MARY PICKFORD : The archive picture I have selected to accompany the call for submissions for Sepia Saturday this week is a gorgeous photograph of Mary Pickford. Finding the image via Wikimedia took no time at all, but what was time consuming, and gloriously so, was the trail of recreational research that it led me into. I had never appreciated what a long and fascinating life she led and how important a figure she was in the development of the motion picture industry, both in front of the camera and behind it. I was commenting on one of last weeks' Sepia Saturday contributions the other day - after I had perhaps had a glass or two of single malt - and I suggested that behind every old photograph there is a digital thread that can lead us on the most fascinating journeys. That is the beauty of old images. If you want to set out some of those digital threads for others to follow you can always come and join us over at Sepia Saturday.

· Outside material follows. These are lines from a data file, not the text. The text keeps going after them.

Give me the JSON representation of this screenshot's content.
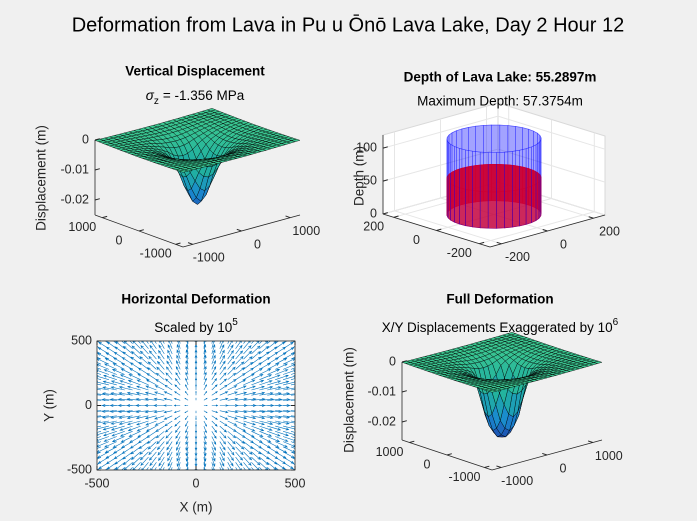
{
  "title": "Deformation from Lava in Pu u Ōnō Lava Lake, Day 2 Hour 12",
  "chart_data": [
    {
      "type": "surface",
      "title": "Vertical Displacement",
      "subtitle_parts": [
        "σ",
        "z",
        "= -1.356 MPa"
      ],
      "zlabel": "Displacement (m)",
      "grid": [
        -1200,
        -1100,
        -1000,
        -900,
        -800,
        -700,
        -600,
        -500,
        -400,
        -300,
        -200,
        -100,
        0,
        100,
        200,
        300,
        400,
        500,
        600,
        700,
        800,
        900,
        1000,
        1100,
        1200
      ],
      "r": [
        0,
        100,
        200,
        300,
        400,
        500,
        600,
        800,
        1000,
        1200,
        1700
      ],
      "values": [
        -0.0215,
        -0.02,
        -0.016,
        -0.011,
        -0.007,
        -0.0045,
        -0.003,
        -0.0015,
        -0.0008,
        -0.0004,
        -0.0001
      ],
      "xlim": [
        -1200,
        1200
      ],
      "ylim": [
        -1200,
        1200
      ],
      "zlim": [
        -0.025,
        0
      ],
      "xticks": [
        -1000,
        0,
        1000
      ],
      "yticks": [
        -1000,
        0,
        1000
      ],
      "zticks": [
        -0.02,
        -0.01,
        0
      ],
      "colormap": [
        "#1e3ca8",
        "#1a8ad0",
        "#20b0a0",
        "#3cc890"
      ],
      "edge_color": "#000000"
    },
    {
      "type": "cylinders",
      "title": "Depth of Lava Lake: 55.2897m",
      "subtitle": "Maximum Depth: 57.3754m",
      "zlabel": "Depth (m)",
      "cylinders": [
        {
          "radius": 150,
          "height": 115,
          "color": "#0000ff",
          "alpha": 0.2
        },
        {
          "radius": 150,
          "height": 55.2897,
          "color": "#ff0000",
          "alpha": 0.8
        }
      ],
      "xlim": [
        -250,
        250
      ],
      "ylim": [
        -250,
        250
      ],
      "zlim": [
        0,
        120
      ],
      "xticks": [
        -200,
        0,
        200
      ],
      "yticks": [
        -200,
        0,
        200
      ],
      "zticks": [
        0,
        50,
        100
      ],
      "box": true
    },
    {
      "type": "quiver",
      "title": "Horizontal Deformation",
      "subtitle_parts": [
        "Scaled by 10",
        "5"
      ],
      "xlabel": "X (m)",
      "ylabel": "Y (m)",
      "grid": [
        -480,
        -440,
        -400,
        -360,
        -320,
        -280,
        -240,
        -200,
        -160,
        -120,
        -80,
        -40,
        0,
        40,
        80,
        120,
        160,
        200,
        240,
        280,
        320,
        360,
        400,
        440,
        480
      ],
      "r": [
        0,
        50,
        150,
        300,
        500,
        700
      ],
      "lengths": [
        0,
        20,
        50,
        70,
        75,
        70
      ],
      "color": "#0072bd",
      "xlim": [
        -500,
        500
      ],
      "ylim": [
        -500,
        500
      ],
      "xticks": [
        -500,
        0,
        500
      ],
      "yticks": [
        -500,
        0,
        500
      ]
    },
    {
      "type": "surface",
      "title": "Full Deformation",
      "subtitle_parts": [
        "X/Y Displacements Exaggerated by 10",
        "6"
      ],
      "zlabel": "Displacement (m)",
      "grid": [
        -1200,
        -1100,
        -1000,
        -900,
        -800,
        -700,
        -600,
        -500,
        -400,
        -300,
        -200,
        -100,
        0,
        100,
        200,
        300,
        400,
        500,
        600,
        700,
        800,
        900,
        1000,
        1100,
        1200
      ],
      "r": [
        0,
        100,
        200,
        300,
        400,
        500,
        600,
        800,
        1000,
        1200,
        1700
      ],
      "values": [
        -0.025,
        -0.0245,
        -0.022,
        -0.017,
        -0.009,
        -0.004,
        -0.0025,
        -0.0012,
        -0.0006,
        -0.0003,
        -0.0001
      ],
      "xlim": [
        -1200,
        1200
      ],
      "ylim": [
        -1200,
        1200
      ],
      "zlim": [
        -0.026,
        0
      ],
      "xticks": [
        -1000,
        0,
        1000
      ],
      "yticks": [
        -1000,
        0,
        1000
      ],
      "zticks": [
        -0.02,
        -0.01,
        0
      ],
      "colormap": [
        "#1e3ca8",
        "#1a8ad0",
        "#20b0a0",
        "#3cc890"
      ],
      "edge_color": "#000000"
    }
  ]
}
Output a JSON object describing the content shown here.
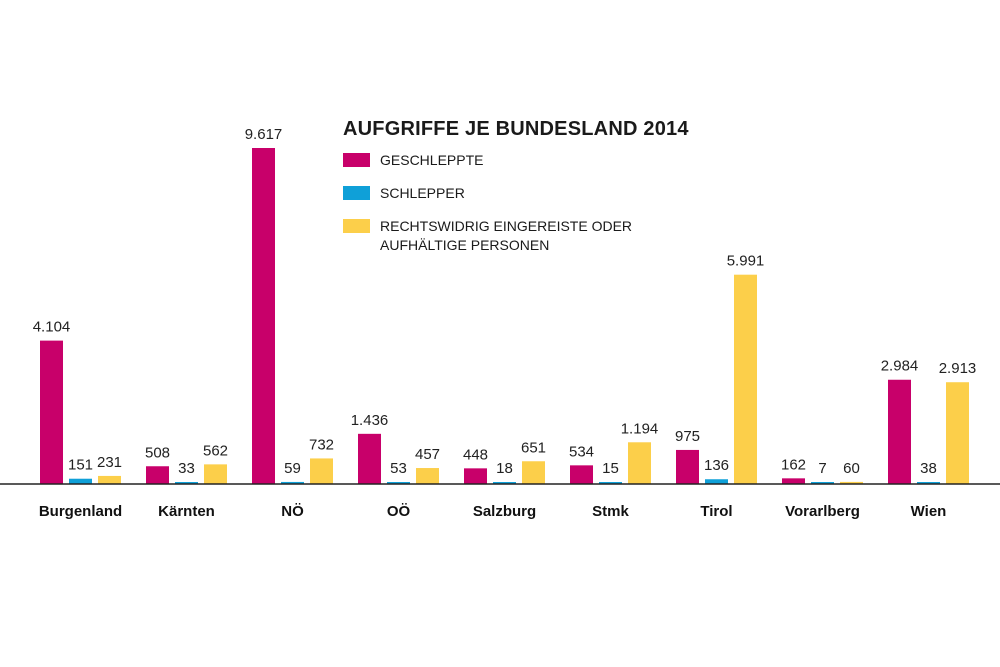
{
  "chart_data": {
    "type": "bar",
    "title": "AUFGRIFFE JE BUNDESLAND 2014",
    "categories": [
      "Burgenland",
      "Kärnten",
      "NÖ",
      "OÖ",
      "Salzburg",
      "Stmk",
      "Tirol",
      "Vorarlberg",
      "Wien"
    ],
    "series": [
      {
        "name": "GESCHLEPPTE",
        "color": "#c8006a",
        "values": [
          4104,
          508,
          9617,
          1436,
          448,
          534,
          975,
          162,
          2984
        ],
        "labels": [
          "4.104",
          "508",
          "9.617",
          "1.436",
          "448",
          "534",
          "975",
          "162",
          "2.984"
        ]
      },
      {
        "name": "SCHLEPPER",
        "color": "#0fa0d8",
        "values": [
          151,
          33,
          59,
          53,
          18,
          15,
          136,
          7,
          38
        ],
        "labels": [
          "151",
          "33",
          "59",
          "53",
          "18",
          "15",
          "136",
          "7",
          "38"
        ]
      },
      {
        "name": "RECHTSWIDRIG EINGEREISTE ODER AUFHÄLTIGE PERSONEN",
        "color": "#fccf4a",
        "values": [
          231,
          562,
          732,
          457,
          651,
          1194,
          5991,
          60,
          2913
        ],
        "labels": [
          "231",
          "562",
          "732",
          "457",
          "651",
          "1.194",
          "5.991",
          "60",
          "2.913"
        ]
      }
    ],
    "ylim": [
      0,
      10000
    ],
    "grid": false,
    "legend_position": "top-center"
  }
}
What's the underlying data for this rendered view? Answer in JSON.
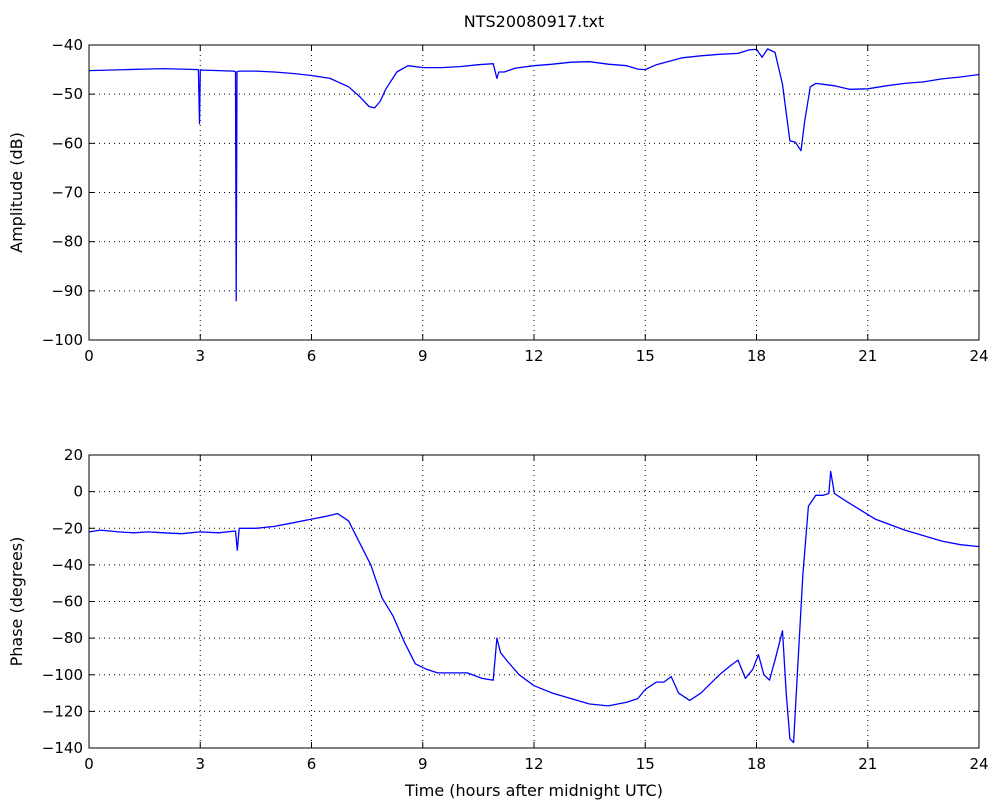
{
  "figure": {
    "title": "NTS20080917.txt",
    "xlabel": "Time (hours after midnight UTC)"
  },
  "chart_data": [
    {
      "type": "line",
      "title": "NTS20080917.txt",
      "xlabel": "",
      "ylabel": "Amplitude (dB)",
      "xlim": [
        0,
        24
      ],
      "ylim": [
        -100,
        -40
      ],
      "xticks": [
        0,
        3,
        6,
        9,
        12,
        15,
        18,
        21,
        24
      ],
      "yticks": [
        -40,
        -50,
        -60,
        -70,
        -80,
        -90,
        -100
      ],
      "grid": true,
      "series": [
        {
          "color": "#0000ff",
          "x": [
            0,
            0.5,
            1,
            1.5,
            2,
            2.5,
            2.95,
            2.98,
            3.0,
            3.02,
            3.05,
            3.5,
            3.9,
            3.95,
            3.97,
            3.99,
            4.01,
            4.05,
            4.5,
            5,
            5.5,
            6,
            6.5,
            7.0,
            7.3,
            7.55,
            7.7,
            7.85,
            8.0,
            8.3,
            8.6,
            9.0,
            9.5,
            10.0,
            10.5,
            10.9,
            11.0,
            11.05,
            11.2,
            11.5,
            12,
            12.5,
            13,
            13.5,
            14,
            14.5,
            14.8,
            15.0,
            15.3,
            15.7,
            16,
            16.5,
            17,
            17.5,
            17.8,
            18.0,
            18.15,
            18.3,
            18.5,
            18.7,
            18.9,
            19.05,
            19.2,
            19.3,
            19.45,
            19.6,
            19.8,
            20.1,
            20.5,
            21,
            21.5,
            22,
            22.5,
            23,
            23.5,
            24
          ],
          "y": [
            -45.2,
            -45.1,
            -45.0,
            -44.9,
            -44.8,
            -44.9,
            -45.0,
            -56.0,
            -45.1,
            -45.0,
            -45.1,
            -45.2,
            -45.3,
            -45.4,
            -92.0,
            -45.5,
            -45.4,
            -45.3,
            -45.3,
            -45.5,
            -45.8,
            -46.2,
            -46.8,
            -48.5,
            -50.5,
            -52.5,
            -52.8,
            -51.5,
            -49.0,
            -45.5,
            -44.2,
            -44.6,
            -44.6,
            -44.4,
            -44.0,
            -43.8,
            -46.8,
            -45.5,
            -45.5,
            -44.7,
            -44.2,
            -43.9,
            -43.5,
            -43.4,
            -43.9,
            -44.2,
            -44.9,
            -45.0,
            -44.0,
            -43.2,
            -42.6,
            -42.2,
            -41.9,
            -41.7,
            -41.0,
            -40.9,
            -42.5,
            -40.8,
            -41.5,
            -48.0,
            -59.5,
            -59.8,
            -61.5,
            -55.5,
            -48.5,
            -47.8,
            -48.0,
            -48.3,
            -49.0,
            -48.9,
            -48.3,
            -47.8,
            -47.5,
            -46.9,
            -46.5,
            -46.0
          ]
        }
      ]
    },
    {
      "type": "line",
      "title": "",
      "xlabel": "Time (hours after midnight UTC)",
      "ylabel": "Phase (degrees)",
      "xlim": [
        0,
        24
      ],
      "ylim": [
        -140,
        20
      ],
      "xticks": [
        0,
        3,
        6,
        9,
        12,
        15,
        18,
        21,
        24
      ],
      "yticks": [
        20,
        0,
        -20,
        -40,
        -60,
        -80,
        -100,
        -120,
        -140
      ],
      "grid": true,
      "series": [
        {
          "color": "#0000ff",
          "x": [
            0,
            0.3,
            0.8,
            1.2,
            1.6,
            2.0,
            2.5,
            3.0,
            3.5,
            3.95,
            4.0,
            4.05,
            4.5,
            5.0,
            5.5,
            6.0,
            6.4,
            6.7,
            7.0,
            7.3,
            7.6,
            7.9,
            8.2,
            8.5,
            8.8,
            9.1,
            9.4,
            9.8,
            10.2,
            10.6,
            10.9,
            11.0,
            11.1,
            11.3,
            11.6,
            12.0,
            12.5,
            13.0,
            13.5,
            14.0,
            14.5,
            14.8,
            15.0,
            15.3,
            15.5,
            15.7,
            15.9,
            16.2,
            16.5,
            16.8,
            17.0,
            17.3,
            17.5,
            17.7,
            17.9,
            18.05,
            18.2,
            18.35,
            18.5,
            18.7,
            18.8,
            18.9,
            19.0,
            19.1,
            19.25,
            19.4,
            19.6,
            19.8,
            19.95,
            20.0,
            20.1,
            20.4,
            20.8,
            21.2,
            21.6,
            22.0,
            22.5,
            23.0,
            23.5,
            24.0
          ],
          "y": [
            -22,
            -21,
            -22,
            -22.5,
            -22,
            -22.5,
            -23,
            -22,
            -22.5,
            -21.5,
            -32,
            -20,
            -20,
            -19,
            -17,
            -15,
            -13.5,
            -12,
            -16,
            -28,
            -40,
            -58,
            -68,
            -82,
            -94,
            -97,
            -99,
            -99,
            -99,
            -102,
            -103,
            -80,
            -88,
            -93,
            -100,
            -106,
            -110,
            -113,
            -116,
            -117,
            -115,
            -113,
            -108,
            -104,
            -104,
            -101,
            -110,
            -114,
            -110,
            -104,
            -100,
            -95,
            -92,
            -102,
            -97,
            -89,
            -100,
            -103,
            -92,
            -76,
            -110,
            -135,
            -137,
            -100,
            -45,
            -8,
            -2,
            -2,
            -1,
            11,
            -1,
            -5,
            -10,
            -15,
            -18,
            -21,
            -24,
            -27,
            -29,
            -30
          ]
        }
      ]
    }
  ]
}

A BAG OF THROW-OUTS : In my last post I told of the time when my father worked at the Mackintosh chocolate and toffee factory in Halifax and how the sweet smell of boiling toffee used to greet me when I would go and meet him from work. Several people have asked if we got free sweets and chocolates. The answer is that they were not free, but they were very cheap. Each Friday, the factory would sell its workers large brown paper bags of what were called "throw-outs" (misshapen or rejected chocolates of all types) and my father would come home from work with one or two bags of these. The problem was, of course, that familiarity bred a kind of sweet-toothed contempt, and what were Christmas and birthday treats for other children became rather boring fare for us. There was, however, a brief period of renewed pleasure when Mackintoshes were taken over by Rowntrees and the weekly bags would suddenly contain misshapen Smarties and twisted Kit-Kats. But in time, even the wonder of these became somewhat pedestrian.